Pastoral Musings
Long-Jumping the Grand Canyon
by Tim Lien
Just recently, the Calumet Village Police (Calumet, Michigan) heard from a lawbreaker who had evaded justice for 32 years. The criminal enclosed a $20 bill, a parking ticket from 1976, and a small note. Investigator/patrolman/spokesman/Police Chief David Outinen noted that the envelope did not have a return address.
The letter explained:
“I always had good intentions of paying it,” ….”I put it aside and every once in a while I would come across it and said, ‘Some day, I’m going to pay it.’ Now I think it’s time.”
The fine for the ticket was $20 in 1976, but if unpaid after 72 hours from issuance, it carried an additional fee for $5.
She ended the letter this way:
“Please don’t try to track me down, I am a respectable lady.”
You can read the very short article, but I think I covered everything.
The most telling sentence comes at the end: “I am a respectable lady.” If by “respectable” you mean that you answer your cell phone with discretion and little annoyance.
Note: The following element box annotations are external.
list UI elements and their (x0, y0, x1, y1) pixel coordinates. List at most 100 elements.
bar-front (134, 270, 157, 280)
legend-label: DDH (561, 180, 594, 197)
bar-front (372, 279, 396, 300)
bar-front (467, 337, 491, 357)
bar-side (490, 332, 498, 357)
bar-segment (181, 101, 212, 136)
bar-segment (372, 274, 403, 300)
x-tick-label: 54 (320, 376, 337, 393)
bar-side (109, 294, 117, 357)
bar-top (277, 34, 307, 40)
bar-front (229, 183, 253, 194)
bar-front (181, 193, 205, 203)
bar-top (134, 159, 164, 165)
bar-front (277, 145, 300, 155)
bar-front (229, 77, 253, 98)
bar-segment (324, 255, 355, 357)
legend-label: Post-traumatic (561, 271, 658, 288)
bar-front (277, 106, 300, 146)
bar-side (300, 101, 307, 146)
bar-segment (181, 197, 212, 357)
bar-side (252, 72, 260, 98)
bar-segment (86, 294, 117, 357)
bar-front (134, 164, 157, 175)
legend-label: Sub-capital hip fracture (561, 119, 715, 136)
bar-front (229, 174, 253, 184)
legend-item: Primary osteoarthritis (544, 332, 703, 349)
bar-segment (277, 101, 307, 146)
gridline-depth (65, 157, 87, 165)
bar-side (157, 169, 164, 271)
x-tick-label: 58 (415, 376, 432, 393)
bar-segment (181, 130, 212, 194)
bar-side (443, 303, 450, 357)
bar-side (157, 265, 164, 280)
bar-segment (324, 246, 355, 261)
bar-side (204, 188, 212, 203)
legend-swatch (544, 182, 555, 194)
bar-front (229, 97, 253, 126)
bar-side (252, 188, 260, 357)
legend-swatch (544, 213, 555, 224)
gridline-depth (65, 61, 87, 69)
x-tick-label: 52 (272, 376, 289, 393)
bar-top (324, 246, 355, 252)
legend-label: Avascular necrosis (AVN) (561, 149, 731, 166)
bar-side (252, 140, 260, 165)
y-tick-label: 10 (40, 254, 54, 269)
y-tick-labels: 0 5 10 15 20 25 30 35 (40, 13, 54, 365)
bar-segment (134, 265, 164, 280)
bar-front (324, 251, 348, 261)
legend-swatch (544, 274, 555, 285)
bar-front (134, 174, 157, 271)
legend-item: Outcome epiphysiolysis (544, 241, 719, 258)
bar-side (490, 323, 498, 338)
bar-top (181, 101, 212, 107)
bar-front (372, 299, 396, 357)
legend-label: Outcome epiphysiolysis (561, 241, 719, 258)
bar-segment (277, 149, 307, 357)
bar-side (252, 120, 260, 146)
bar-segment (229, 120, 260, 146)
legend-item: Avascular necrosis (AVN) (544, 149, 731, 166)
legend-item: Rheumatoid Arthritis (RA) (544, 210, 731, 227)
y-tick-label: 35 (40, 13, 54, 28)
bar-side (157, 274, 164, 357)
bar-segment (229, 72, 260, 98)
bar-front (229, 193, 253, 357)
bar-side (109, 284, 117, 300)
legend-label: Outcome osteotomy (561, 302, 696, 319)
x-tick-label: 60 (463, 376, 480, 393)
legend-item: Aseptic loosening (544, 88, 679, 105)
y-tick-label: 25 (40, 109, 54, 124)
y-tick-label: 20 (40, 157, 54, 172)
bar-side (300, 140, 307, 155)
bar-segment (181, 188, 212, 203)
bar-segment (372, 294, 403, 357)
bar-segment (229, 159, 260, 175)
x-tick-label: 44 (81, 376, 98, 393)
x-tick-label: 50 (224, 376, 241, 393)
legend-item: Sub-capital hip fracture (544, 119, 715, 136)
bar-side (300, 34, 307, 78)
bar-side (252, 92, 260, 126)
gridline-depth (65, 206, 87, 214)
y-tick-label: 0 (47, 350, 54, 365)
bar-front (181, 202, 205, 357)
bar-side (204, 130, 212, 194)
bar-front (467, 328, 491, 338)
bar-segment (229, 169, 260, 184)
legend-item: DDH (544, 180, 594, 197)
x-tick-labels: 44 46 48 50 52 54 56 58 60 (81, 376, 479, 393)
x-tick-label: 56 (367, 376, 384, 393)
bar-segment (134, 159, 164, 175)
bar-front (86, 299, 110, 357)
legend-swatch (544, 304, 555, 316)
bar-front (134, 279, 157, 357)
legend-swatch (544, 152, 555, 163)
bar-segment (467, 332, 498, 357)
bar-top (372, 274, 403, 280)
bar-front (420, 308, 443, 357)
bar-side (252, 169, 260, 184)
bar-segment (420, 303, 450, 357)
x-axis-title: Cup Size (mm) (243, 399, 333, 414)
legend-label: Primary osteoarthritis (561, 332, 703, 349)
If by “respectable” you mean that you don’t scream at the top of your lungs when every line at the supermarket moves except yours. If by “respectable” you mean that you smile and say thank you. If by “respectable” you mean that you follow the overwhelming majority of laws currently on the books. If by “respectable” you mean that others consider you to be generally inoffensive.
It is not good which evil violates, for good is inviolate: only a degraded good can be violated. That which is the direct opposite of an evil never belongs to the order of higher good. It is often scarcely any higher than evil. (Examples: theft and the bourgeois respect for property: adultery and the ‘respectable’ woman; the savings in a bank and waste; lying and sincerity.’) – Simone Weil

I often use the illustration of several long-jumpers attempting to cross the Grand Canyon. First, a disabled man approaches the mark, jumps and dies. A normal man runs, jumps, and launches himself 15 ft, also resulting in a spectacular looking death. Finally, the world’s finest long jumper stretches, struts, crouches, and blasts towards the edge. He really has the finest jump of his entire career: 40 ft. But he dies— just like the other two. The Grand Canyon is called Grand for a reason.
The problem I have with moralism is that it views itself as sufficient. It is not. It is death to the same degree as the brazenly offensive.
And in a stroke of ironic sad comedy, our “respectable lady” is still $5 short of innocence.